Oral parity laws enacted by states are designed to ensure that orally administered cancer drugs are not costlier for patients than anticancer drugs given by infusion at a clinic or hospital. These laws have resulted in modest reductions in out-of-pocket spending.
Many orally administered cancer medications are expensive and are usually covered under the prescription drug component of the health insurer’s plan. As a result, patients are often subject to substantially higher cost-sharing requirements for these drugs than for intravenously administered chemotherapeutic agents and other drugs covered under the medical benefit component of the plan.
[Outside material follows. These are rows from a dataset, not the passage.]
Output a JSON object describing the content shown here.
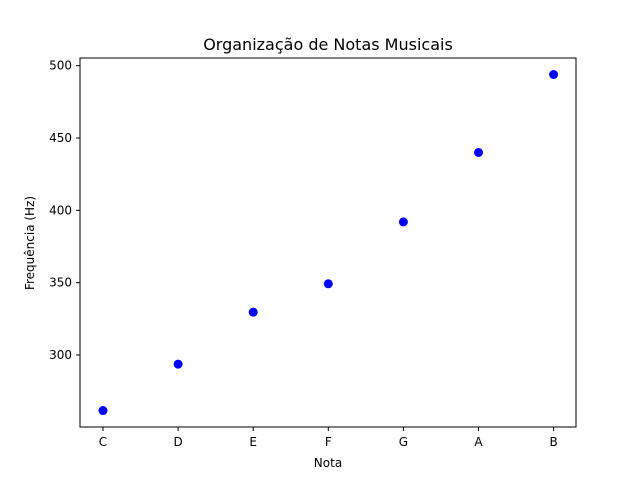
{
  "chart_data": {
    "type": "scatter",
    "title": "Organização de Notas Musicais",
    "xlabel": "Nota",
    "ylabel": "Frequência (Hz)",
    "categories": [
      "C",
      "D",
      "E",
      "F",
      "G",
      "A",
      "B"
    ],
    "series": [
      {
        "values": [
          261.63,
          293.66,
          329.63,
          349.23,
          392.0,
          440.0,
          493.88
        ],
        "color": "#0000ff",
        "marker": "circle"
      }
    ],
    "ylim": [
      250,
      505
    ],
    "yticks": [
      300,
      350,
      400,
      450,
      500
    ],
    "grid": false,
    "legend": "none"
  }
}
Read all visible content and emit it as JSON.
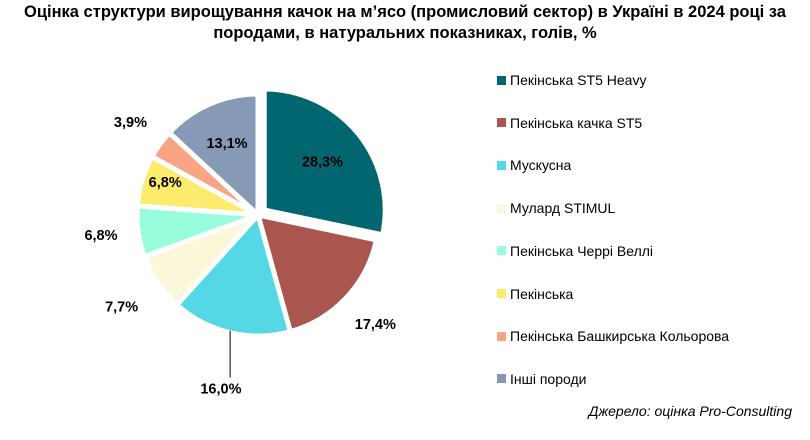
{
  "chart_data": {
    "type": "pie",
    "title": "Оцінка структури вирощування качок на м’ясо (промисловий сектор) в Україні в 2024 році за породами, в натуральних показниках, голів,  %",
    "categories": [
      "Пекінська ST5 Heavy",
      "Пекінська качка ST5",
      "Мускусна",
      "Мулард STIMUL",
      "Пекінська Черрі Веллі",
      "Пекінська",
      "Пекінська Башкирська Кольорова",
      "Інші породи"
    ],
    "values": [
      28.3,
      17.4,
      16.0,
      7.7,
      6.8,
      6.8,
      3.9,
      13.1
    ],
    "labels": [
      "28,3%",
      "17,4%",
      "16,0%",
      "7,7%",
      "6,8%",
      "6,8%",
      "3,9%",
      "13,1%"
    ],
    "colors": [
      "#026670",
      "#A9564E",
      "#55D8E6",
      "#FDF7D9",
      "#98FDDD",
      "#FDEB6D",
      "#F9A585",
      "#8699B5"
    ],
    "legend_position": "right"
  },
  "source_note": "Джерело: оцінка Pro-Consulting"
}
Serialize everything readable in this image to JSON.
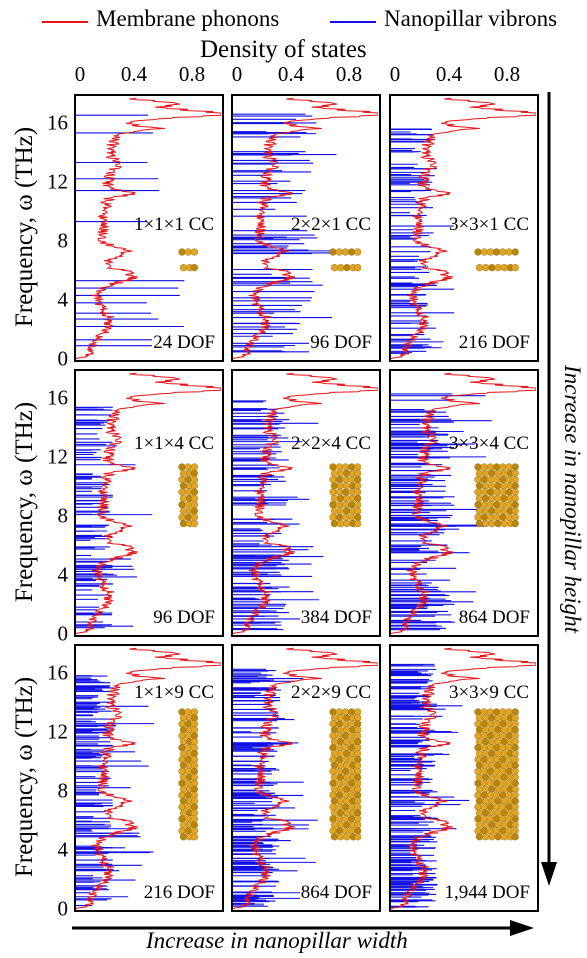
{
  "legend": [
    {
      "name": "Membrane phonons",
      "color": "#e8141b"
    },
    {
      "name": "Nanopillar vibrons",
      "color": "#1010e6"
    }
  ],
  "top_axis_title": "Density of states",
  "top_ticks": [
    "0",
    "0.4",
    "0.8"
  ],
  "left_axis_title": "Frequency, ω (THz)",
  "left_ticks": [
    "0",
    "4",
    "8",
    "12",
    "16"
  ],
  "width_arrow_label": "Increase in nanopillar width",
  "height_arrow_label": "Increase in nanopillar height",
  "chart_data": [
    {
      "type": "line",
      "panel": "1×1×1 CC",
      "dof": "24 DOF",
      "xlim": [
        0,
        1.0
      ],
      "ylim": [
        0,
        17.8
      ],
      "series": [
        {
          "name": "Membrane phonons",
          "x_is": "density",
          "y_is": "frequency_THz"
        },
        {
          "name": "Nanopillar vibrons",
          "modes_THz": [
            0.9,
            1.3,
            2.2,
            2.7,
            3.1,
            3.8,
            4.3,
            4.8,
            5.3,
            9.3,
            11.4,
            12.2,
            13.3,
            15.3,
            16.5
          ],
          "density": 0.75
        }
      ]
    },
    {
      "type": "line",
      "panel": "2×2×1 CC",
      "dof": "96 DOF",
      "xlim": [
        0,
        1.0
      ],
      "ylim": [
        0,
        17.8
      ],
      "series": [
        {
          "name": "Membrane phonons"
        },
        {
          "name": "Nanopillar vibrons",
          "band_THz": [
            0.4,
            16.6
          ],
          "density": 0.45
        }
      ]
    },
    {
      "type": "line",
      "panel": "3×3×1 CC",
      "dof": "216 DOF",
      "xlim": [
        0,
        1.0
      ],
      "ylim": [
        0,
        17.8
      ],
      "series": [
        {
          "name": "Membrane phonons"
        },
        {
          "name": "Nanopillar vibrons",
          "band_THz": [
            0.2,
            16.6
          ],
          "density": 0.25
        }
      ]
    },
    {
      "type": "line",
      "panel": "1×1×4 CC",
      "dof": "96 DOF",
      "xlim": [
        0,
        1.0
      ],
      "ylim": [
        0,
        17.8
      ],
      "series": [
        {
          "name": "Membrane phonons"
        },
        {
          "name": "Nanopillar vibrons",
          "band_THz": [
            0.1,
            15.8
          ],
          "density": 0.2
        }
      ]
    },
    {
      "type": "line",
      "panel": "2×2×4 CC",
      "dof": "384 DOF",
      "xlim": [
        0,
        1.0
      ],
      "ylim": [
        0,
        17.8
      ],
      "series": [
        {
          "name": "Membrane phonons"
        },
        {
          "name": "Nanopillar vibrons",
          "band_THz": [
            0.1,
            16.0
          ],
          "density": 0.3
        }
      ]
    },
    {
      "type": "line",
      "panel": "3×3×4 CC",
      "dof": "864 DOF",
      "xlim": [
        0,
        1.0
      ],
      "ylim": [
        0,
        17.8
      ],
      "series": [
        {
          "name": "Membrane phonons"
        },
        {
          "name": "Nanopillar vibrons",
          "band_THz": [
            0.1,
            16.3
          ],
          "density": 0.35
        }
      ]
    },
    {
      "type": "line",
      "panel": "1×1×9 CC",
      "dof": "216 DOF",
      "xlim": [
        0,
        1.0
      ],
      "ylim": [
        0,
        17.8
      ],
      "series": [
        {
          "name": "Membrane phonons"
        },
        {
          "name": "Nanopillar vibrons",
          "band_THz": [
            0.1,
            15.8
          ],
          "density": 0.2
        }
      ]
    },
    {
      "type": "line",
      "panel": "2×2×9 CC",
      "dof": "864 DOF",
      "xlim": [
        0,
        1.0
      ],
      "ylim": [
        0,
        17.8
      ],
      "series": [
        {
          "name": "Membrane phonons"
        },
        {
          "name": "Nanopillar vibrons",
          "band_THz": [
            0.1,
            16.3
          ],
          "density": 0.25
        }
      ]
    },
    {
      "type": "line",
      "panel": "3×3×9 CC",
      "dof": "1,944 DOF",
      "xlim": [
        0,
        1.0
      ],
      "ylim": [
        0,
        17.8
      ],
      "series": [
        {
          "name": "Membrane phonons"
        },
        {
          "name": "Nanopillar vibrons",
          "band_THz": [
            0.1,
            16.6
          ],
          "density": 0.25
        }
      ]
    }
  ]
}
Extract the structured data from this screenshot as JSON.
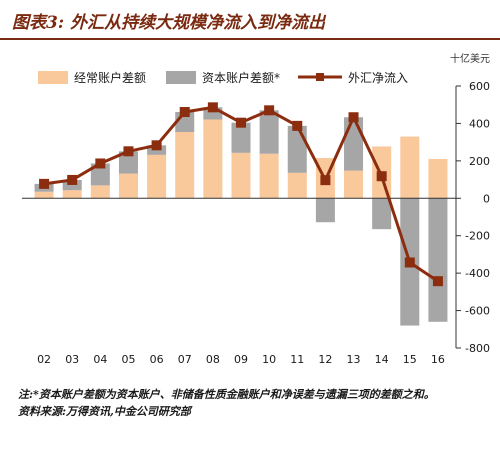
{
  "header": {
    "figure_label": "图表3:",
    "title": "外汇从持续大规模净流入到净流出"
  },
  "chart_data": {
    "type": "bar",
    "categories": [
      "02",
      "03",
      "04",
      "05",
      "06",
      "07",
      "08",
      "09",
      "10",
      "11",
      "12",
      "13",
      "14",
      "15",
      "16"
    ],
    "series": [
      {
        "name": "经常账户差额",
        "kind": "stacked-bar",
        "color": "#f9c89b",
        "values": [
          35,
          43,
          69,
          132,
          232,
          354,
          421,
          243,
          238,
          136,
          215,
          148,
          277,
          330,
          210
        ]
      },
      {
        "name": "资本账户差额*",
        "kind": "stacked-bar",
        "color": "#a6a6a6",
        "values": [
          42,
          55,
          117,
          119,
          51,
          107,
          65,
          161,
          232,
          251,
          -128,
          285,
          -165,
          -680,
          -660
        ]
      },
      {
        "name": "外汇净流入",
        "kind": "line",
        "color": "#8b2d0e",
        "values": [
          77,
          98,
          186,
          251,
          283,
          461,
          486,
          404,
          470,
          387,
          97,
          433,
          118,
          -343,
          -443
        ]
      }
    ],
    "y_axis": {
      "unit": "十亿美元",
      "ylim": [
        -800,
        600
      ],
      "ticks": [
        600,
        400,
        200,
        0,
        -200,
        -400,
        -600,
        -800
      ],
      "position": "right"
    },
    "legend": {
      "position": "top"
    },
    "grid": false
  },
  "footer": {
    "note": "注:*资本账户差额为资本账户、非储备性质金融账户和净误差与遗漏三项的差额之和。",
    "source": "资料来源:万得资讯,中金公司研究部"
  }
}
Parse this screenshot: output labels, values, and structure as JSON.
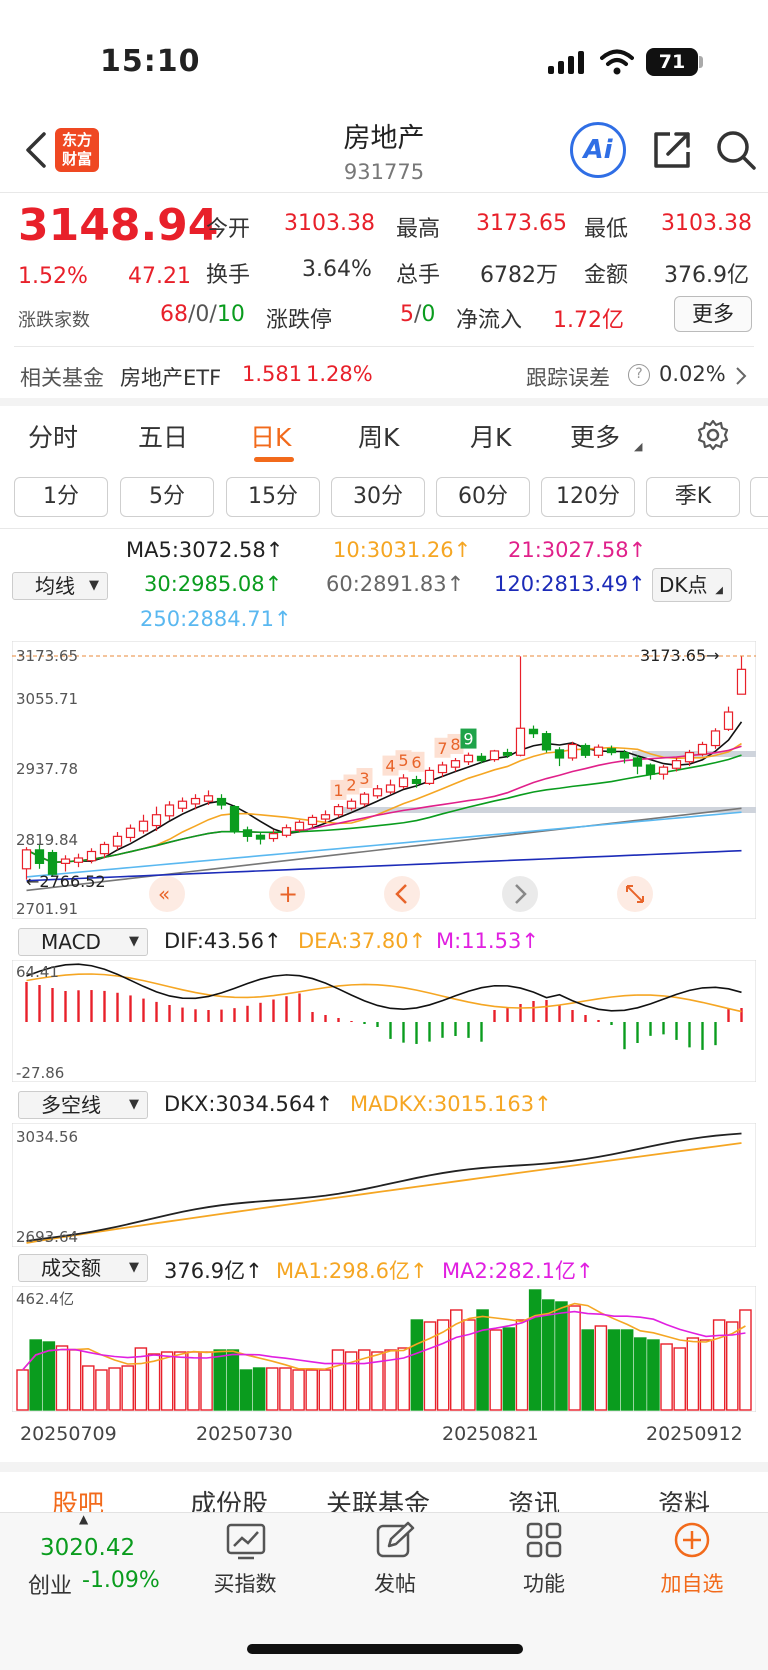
{
  "status": {
    "time": "15:10",
    "battery": "71"
  },
  "header": {
    "title": "房地产",
    "code": "931775",
    "logo_line1": "东方",
    "logo_line2": "财富",
    "ai_label": "Ai"
  },
  "quote": {
    "price": "3148.94",
    "change_pct": "1.52%",
    "change": "47.21",
    "open_label": "今开",
    "open": "3103.38",
    "high_label": "最高",
    "high": "3173.65",
    "low_label": "最低",
    "low": "3103.38",
    "turnover_label": "换手",
    "turnover": "3.64%",
    "volume_label": "总手",
    "volume": "6782万",
    "amount_label": "金额",
    "amount": "376.9亿",
    "breadth_label": "涨跌家数",
    "up": "68",
    "flat": "0",
    "down": "10",
    "limit_label": "涨跌停",
    "limit_up": "5",
    "limit_down": "0",
    "inflow_label": "净流入",
    "inflow": "1.72亿",
    "more": "更多"
  },
  "fund": {
    "label": "相关基金",
    "name": "房地产ETF",
    "price": "1.581",
    "pct": "1.28%",
    "err_label": "跟踪误差",
    "err": "0.02%"
  },
  "tabs": [
    "分时",
    "五日",
    "日K",
    "周K",
    "月K",
    "更多"
  ],
  "periods": [
    "1分",
    "5分",
    "15分",
    "30分",
    "60分",
    "120分",
    "季K"
  ],
  "ma_legend": {
    "selector": "均线",
    "ma5": "MA5:3072.58↑",
    "ma10": "10:3031.26↑",
    "ma21": "21:3027.58↑",
    "ma30": "30:2985.08↑",
    "ma60": "60:2891.83↑",
    "ma120": "120:2813.49↑",
    "ma250": "250:2884.71↑",
    "dk": "DK点"
  },
  "kline": {
    "axis": [
      "3173.65",
      "3055.71",
      "2937.78",
      "2819.84",
      "2701.91"
    ],
    "high_marker": "3173.65→",
    "low_marker": "←2766.52",
    "signals": [
      "1",
      "2",
      "3",
      "4",
      "5",
      "6",
      "7",
      "8",
      "9"
    ]
  },
  "macd": {
    "selector": "MACD",
    "dif": "DIF:43.56↑",
    "dea": "DEA:37.80↑",
    "m": "M:11.53↑",
    "top": "64.41",
    "bottom": "-27.86"
  },
  "dkx": {
    "selector": "多空线",
    "dkx": "DKX:3034.564↑",
    "madkx": "MADKX:3015.163↑",
    "top": "3034.56",
    "bottom": "2693.64"
  },
  "vol": {
    "selector": "成交额",
    "value": "376.9亿↑",
    "ma1": "MA1:298.6亿↑",
    "ma2": "MA2:282.1亿↑",
    "top": "462.4亿"
  },
  "dates": [
    "20250709",
    "20250730",
    "20250821",
    "20250912"
  ],
  "bottom_tabs": [
    "股吧",
    "成份股",
    "关联基金",
    "资讯",
    "资料"
  ],
  "market": {
    "index": "3020.42",
    "name": "创业",
    "pct": "-1.09%"
  },
  "nav": [
    "买指数",
    "发帖",
    "功能",
    "加自选"
  ],
  "colors": {
    "up": "#e8202a",
    "down": "#0a9c1e",
    "accent": "#f26a1b"
  },
  "chart_data": {
    "type": "candlestick",
    "ylim": [
      2701.91,
      3173.65
    ],
    "candles": [
      [
        2780,
        2815,
        2760,
        2820
      ],
      [
        2815,
        2790,
        2780,
        2825
      ],
      [
        2810,
        2770,
        2765,
        2815
      ],
      [
        2790,
        2798,
        2775,
        2805
      ],
      [
        2792,
        2800,
        2783,
        2808
      ],
      [
        2795,
        2812,
        2790,
        2818
      ],
      [
        2808,
        2825,
        2800,
        2830
      ],
      [
        2822,
        2840,
        2815,
        2848
      ],
      [
        2838,
        2855,
        2830,
        2862
      ],
      [
        2850,
        2868,
        2845,
        2880
      ],
      [
        2860,
        2880,
        2850,
        2895
      ],
      [
        2878,
        2898,
        2870,
        2905
      ],
      [
        2892,
        2905,
        2885,
        2912
      ],
      [
        2900,
        2910,
        2890,
        2918
      ],
      [
        2905,
        2915,
        2898,
        2925
      ],
      [
        2910,
        2898,
        2890,
        2918
      ],
      [
        2895,
        2850,
        2845,
        2898
      ],
      [
        2852,
        2840,
        2830,
        2858
      ],
      [
        2842,
        2835,
        2825,
        2848
      ],
      [
        2836,
        2845,
        2830,
        2852
      ],
      [
        2842,
        2856,
        2838,
        2862
      ],
      [
        2852,
        2866,
        2848,
        2870
      ],
      [
        2862,
        2875,
        2855,
        2880
      ],
      [
        2872,
        2880,
        2865,
        2888
      ],
      [
        2880,
        2895,
        2875,
        2900
      ],
      [
        2892,
        2905,
        2888,
        2910
      ],
      [
        2900,
        2918,
        2895,
        2922
      ],
      [
        2915,
        2928,
        2910,
        2935
      ],
      [
        2922,
        2935,
        2918,
        2945
      ],
      [
        2932,
        2948,
        2928,
        2955
      ],
      [
        2945,
        2938,
        2930,
        2952
      ],
      [
        2938,
        2962,
        2935,
        2968
      ],
      [
        2958,
        2972,
        2950,
        2978
      ],
      [
        2968,
        2980,
        2960,
        2985
      ],
      [
        2978,
        2990,
        2972,
        2995
      ],
      [
        2988,
        2980,
        2975,
        2994
      ],
      [
        2982,
        2998,
        2978,
        3000
      ],
      [
        2995,
        2990,
        2985,
        3002
      ],
      [
        2990,
        3040,
        2988,
        3173
      ],
      [
        3038,
        3030,
        3022,
        3045
      ],
      [
        3030,
        3000,
        2995,
        3035
      ],
      [
        3000,
        2985,
        2970,
        3005
      ],
      [
        2985,
        3010,
        2980,
        3015
      ],
      [
        3008,
        2990,
        2985,
        3012
      ],
      [
        2990,
        3005,
        2985,
        3010
      ],
      [
        3002,
        2995,
        2990,
        3008
      ],
      [
        2995,
        2985,
        2975,
        3000
      ],
      [
        2985,
        2970,
        2955,
        2990
      ],
      [
        2972,
        2955,
        2945,
        2975
      ],
      [
        2955,
        2968,
        2945,
        2972
      ],
      [
        2966,
        2980,
        2960,
        2985
      ],
      [
        2978,
        2995,
        2970,
        3000
      ],
      [
        2992,
        3010,
        2988,
        3015
      ],
      [
        3008,
        3035,
        3002,
        3040
      ],
      [
        3038,
        3070,
        3035,
        3080
      ],
      [
        3103,
        3149,
        3103,
        3173
      ]
    ]
  }
}
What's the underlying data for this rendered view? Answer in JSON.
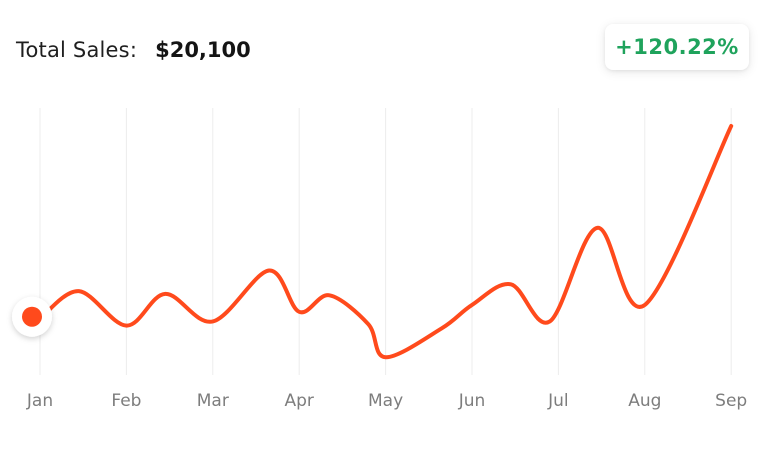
{
  "header": {
    "label": "Total Sales:",
    "value": "$20,100",
    "change": "+120.22%"
  },
  "colors": {
    "line": "#ff4a1c",
    "marker": "#ff4a1c",
    "change_positive": "#1fa35c",
    "grid": "#ececec",
    "tick_text": "#7d7d7d"
  },
  "chart_data": {
    "type": "line",
    "title": "",
    "xlabel": "",
    "ylabel": "",
    "categories": [
      "Jan",
      "Feb",
      "Mar",
      "Apr",
      "May",
      "Jun",
      "Jul",
      "Aug",
      "Sep"
    ],
    "x": [
      0,
      0.45,
      1,
      1.45,
      2,
      2.65,
      3,
      3.35,
      3.8,
      4,
      4.65,
      5,
      5.45,
      5.9,
      6.45,
      7,
      8
    ],
    "y": [
      30,
      50,
      25,
      48,
      28,
      65,
      35,
      47,
      26,
      2,
      23,
      40,
      55,
      28,
      96,
      40,
      170
    ],
    "ylim": [
      0,
      200
    ],
    "grid": "vertical",
    "legend": "none",
    "marker_index": 0
  }
}
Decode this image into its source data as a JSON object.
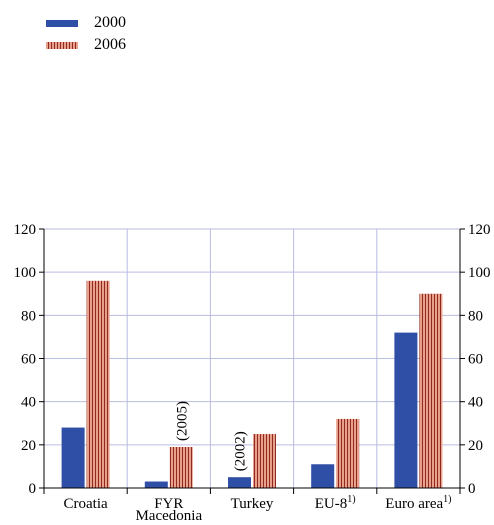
{
  "legend": {
    "items": [
      {
        "label": "2000",
        "color": "#2f4ea5",
        "pattern": "solid"
      },
      {
        "label": "2006",
        "color": "#e8a08a",
        "stripe_color": "#8e2a22",
        "pattern": "vertical-stripes"
      }
    ]
  },
  "chart_data": {
    "type": "bar",
    "categories": [
      "Croatia",
      "FYR Macedonia",
      "Turkey",
      "EU-8",
      "Euro area"
    ],
    "category_superscripts": [
      "",
      "",
      "",
      "1)",
      "1)"
    ],
    "series": [
      {
        "name": "2000",
        "values": [
          28,
          3,
          5,
          11,
          72
        ]
      },
      {
        "name": "2006",
        "values": [
          96,
          19,
          25,
          32,
          90
        ]
      }
    ],
    "annotations": [
      {
        "category": "FYR Macedonia",
        "series": "2006",
        "text": "(2005)"
      },
      {
        "category": "Turkey",
        "series": "2000",
        "text": "(2002)"
      }
    ],
    "ylim": [
      0,
      120
    ],
    "yticks": [
      0,
      20,
      40,
      60,
      80,
      100,
      120
    ],
    "y_axis_sides": [
      "left",
      "right"
    ],
    "grid": true,
    "legend_position": "top-left",
    "colors": {
      "series_2000": "#2f4ea5",
      "series_2006_fill": "#e8a08a",
      "series_2006_stripe": "#8e2a22",
      "grid": "#b9bde0"
    }
  }
}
“Advocates for parity have been concerned that differences in the coverage for medical and pharmacy benefits will mean that patients needing orally administered drugs will pay a larger share of the drug costs,” said Stacie B. Dusetzina, PhD, Associate Professor, Health Policy, and Ingram Associate Professor of Cancer Research, Vanderbilt University Medical Center, Nashville, TN.
Whereas 43 states and Washington, DC, have passed oral drug legislation, a law to ensure parity in pricing between infused drugs and their oral counterparts is absent at the federal level. In March 2019, the Cancer Drug Parity Act (H.R. 1730 in the House and S. 741 in the Senate) was introduced at the federal level to end the out-of-pocket cost disparity for certain anticancer treatments based solely on how insurers classify these medications.
H.R. 1730 requires health plans that cover anticancer medications administered by a healthcare provider to provide no less favorable cost-sharing for prescribed, patient-administered anticancer medications. This requirement applies to medications that are: (1) approved by the FDA; (2) medically necessary for the cancer treatment; and (3) clinically appropriate in terms of type, frequency, extent, site, and duration.
To comply with this requirement, health plans may not, with respect to anticancer medications: (1) change or replace benefits to increase out-of-pocket costs; (2) reclassify benefits to increase costs; or (3) apply more restrictive limitations to orally administered medications than to intravenously administered or injected medications.
The bill, which was referred to the House Committee on Energy and Commerce on March 13, 2019, has a total of 112 sponsors, with at least 50 representatives from each party.
“We are thrilled that this bipartisan group of leaders in both the House and Senate have come together to help cancer patients ensure that they have affordable access to all available treatments. When passed into law, the Cancer Drug Parity Act will ensure that cancer patients—who are in the fight of their lives—don’t have to fight for the medications their oncologist prescribes,” said Robin Levy, Senior Director, Public Policy and Advocacy, International Myeloma Foundation, who chairs the Coalition to Improve Access to Cancer Care.
The legislation addresses oral drug parity for patients with federally regulated group and self-insured health plans, and therefore will not apply to patients with Medicare, Ms Levy noted. “Both the House and Senate have seriously considered proposals that would create an out-of-pocket cap for Medicare patients, which would restrict what the patients would be required to pay for their drugs over the course of the year, and we’re supportive of that,” she said.
Until the Senate takes action on H.R. 1730, oral parity bills are pending in North Carolina and the Coalition to Improve Access to Cancer Care is looking to build coalitions in Michigan, Idaho, and South Carolina, adding to legislation that already exists in other states and Washington, DC.